Na outra ponta temos Peugeot e Citroën, que são uma sombra do que já foram no passado. Com portfólio enxuto, a marca do leão tem 0,64% no mercado geral, atrás até da BMW. A companheira de grupo não está muito melhor: 0,76%, superada inclusive por um novato, Caoa Chery.

Não custa lembrar que se voltarmos 15 anos no tempo, a dupla francesa tinha quase 6% do share do segmento automotivo brasileiro.

Obviamente foram muitos erros estratégicos de lá para cá de ambas as partes que serviram de aprendizado - acredita-se. Vejamos o exemplo da Citroën, que nos anos 2000 conseguiu colar a imagem de marca mais sofisticada - sequer tinha o C3 com motor 1.0 -, mas que fez apostas equivocadas.

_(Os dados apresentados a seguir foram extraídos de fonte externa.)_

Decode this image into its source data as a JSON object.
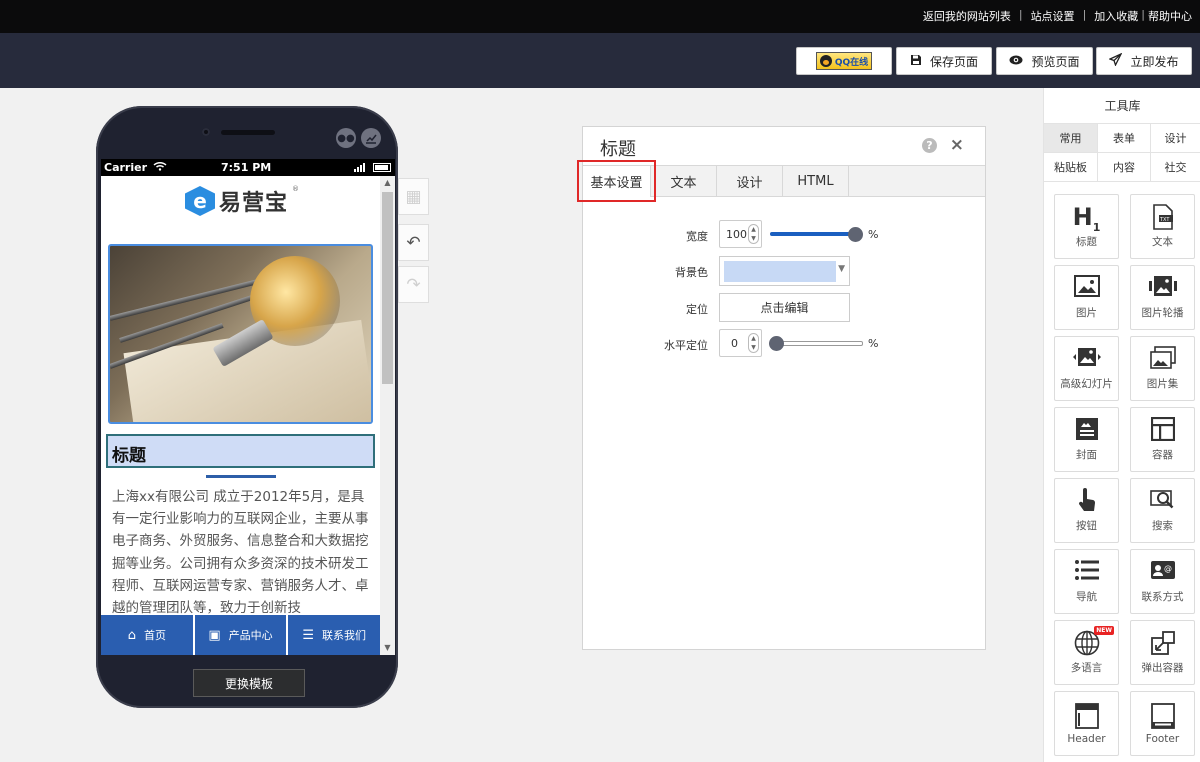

Investiu no C4 quando o segmento de hatches médios já dava sinais de fraqueza, e nos sedãs C4 Pallas e Lounge com posicionamento ruim perante o domínio de Toyota Corolla e Honda Civic.

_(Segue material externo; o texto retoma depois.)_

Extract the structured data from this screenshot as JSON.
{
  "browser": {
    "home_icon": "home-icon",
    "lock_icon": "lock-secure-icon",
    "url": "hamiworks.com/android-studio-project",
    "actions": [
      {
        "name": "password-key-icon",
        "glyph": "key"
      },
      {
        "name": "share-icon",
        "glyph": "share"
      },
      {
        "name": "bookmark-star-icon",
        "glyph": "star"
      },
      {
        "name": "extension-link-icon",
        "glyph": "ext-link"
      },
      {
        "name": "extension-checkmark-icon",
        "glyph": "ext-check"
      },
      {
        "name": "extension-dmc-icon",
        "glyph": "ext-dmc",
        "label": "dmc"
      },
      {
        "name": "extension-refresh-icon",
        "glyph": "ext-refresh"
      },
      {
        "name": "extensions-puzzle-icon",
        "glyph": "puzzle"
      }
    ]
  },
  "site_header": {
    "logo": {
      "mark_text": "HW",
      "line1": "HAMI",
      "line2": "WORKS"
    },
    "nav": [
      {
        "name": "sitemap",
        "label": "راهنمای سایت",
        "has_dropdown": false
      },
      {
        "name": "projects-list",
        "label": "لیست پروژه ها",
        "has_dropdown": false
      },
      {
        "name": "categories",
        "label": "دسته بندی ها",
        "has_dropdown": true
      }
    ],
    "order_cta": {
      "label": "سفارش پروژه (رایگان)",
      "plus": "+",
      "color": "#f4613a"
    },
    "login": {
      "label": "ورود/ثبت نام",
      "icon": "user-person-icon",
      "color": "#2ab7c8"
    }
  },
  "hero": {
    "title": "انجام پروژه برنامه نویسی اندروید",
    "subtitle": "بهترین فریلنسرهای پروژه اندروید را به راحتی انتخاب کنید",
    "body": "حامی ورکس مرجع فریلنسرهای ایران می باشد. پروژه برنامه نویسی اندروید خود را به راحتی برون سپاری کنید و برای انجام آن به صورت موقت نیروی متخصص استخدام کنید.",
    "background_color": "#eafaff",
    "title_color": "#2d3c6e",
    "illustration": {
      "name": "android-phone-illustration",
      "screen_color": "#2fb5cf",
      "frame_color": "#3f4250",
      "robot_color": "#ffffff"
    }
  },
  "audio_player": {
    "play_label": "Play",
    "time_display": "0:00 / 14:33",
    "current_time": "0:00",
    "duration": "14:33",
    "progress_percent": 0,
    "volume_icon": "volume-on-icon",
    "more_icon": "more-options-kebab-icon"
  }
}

Depois, elegeu o C3 Aircross, um monovolume com desenho aventureiro, para ser uma opção como SUV compacto em uma época na qual o Ford EcoSport ainda dominava sozinho esse segmento. O público não embarcou nessa. E ainda insistiu em sua variante C3 Picasso, quando a categoria de minivans já desidratava diante da presença cada vez mais ostensiva dos utilitários esportivos.

Gama enxuta

O retrato fiel está aí. Conta-se nos dedos de uma das mãos os carros da linha Citroën no Brasil atualmente. Recentemente, o fabricante deixou de trazer o C4 Lounge da Argentina, o C3 está sumido das lojas e desde o início do ano o Aircross sequer aparece na lista de emplacamentos mensais da Fenabrave.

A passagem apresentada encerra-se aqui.